Bob Ley read this statement about the chant before the match:
This is a long-standing tradition at Mexican national team matches. The word is an anti-gay slur in Spanish. Here at the World Cup this has become a bit of an international issue. FIFA has looked into it. Mexican officials have acknowledged the impossibility of policing the conduct and language of tens of thousands of fans. By way of background and information, you should know that ESPN does not control the audio and video of the international feed.
There is some misinformation and misdirection here. First, the "long-standing tradition" used to defend the practice is all of 10 years old. By this logic, the Washington Redksins - which have been around for for 82 years - should be beyond reproach.
Also, while ESPN in fact does not control the international feed, they do control what is broadcast over their air. They could easily mute the audio for a second when they know the slur is coming (and generally, they do know when it's coming). They choose not to do this. Some have argued ESPN has no control over the audio. There is no chance in hell lawyers signed a contract with FIFA that did not allow them to mute words that would put them in deep trouble with the FCC.
While ESPN offered no disagreement with the slur in their statement, Univision was clear about its opposition in this statement read on the air and provided to GLAAD, which has been working with both networks on the issue:
We recognize that during the game there may be language, or chants, from some fans that are offensive to some members of our television audience. Although we realize this can happen in any televised sporting event, we do not, in any case, condone or endorse the use of such language. Univision Communications supports a World Cup that is inclusive, one that celebrates the diversity of the sport we love and can be enjoyed by all - absent what can be the hurtful consequences of certain words. In this regard, we strive to make sure that our own coverage and commentary is respectful and inclusive of all, including the gay community. This is our commitment to our audience, our community and our partners.

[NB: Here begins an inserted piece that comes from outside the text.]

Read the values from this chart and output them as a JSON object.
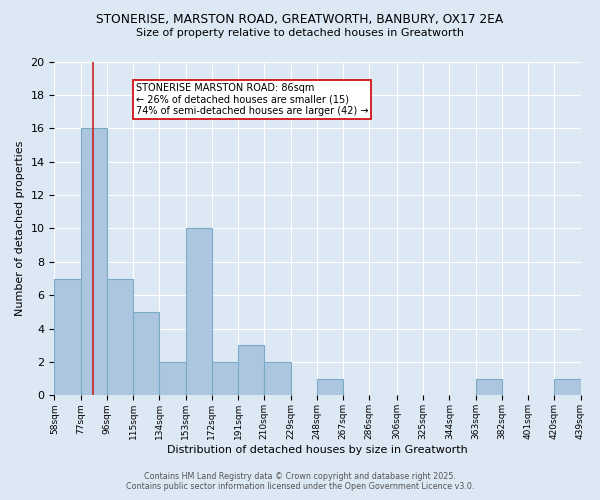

Both ESPN and Univision have a strong recent history with the LGBT community. No doubt they would prefer the FIFA feed not have audio of these slurs. But they weigh their options and decide not to mute or bleep the slurs. Its their choice, but they shouldn't hide behind FIFA about it. Yeah, it would probably make the broadcast a little disjointed, but I bet if it was "the N word" the fans were chanting they'd do it. Just my guess.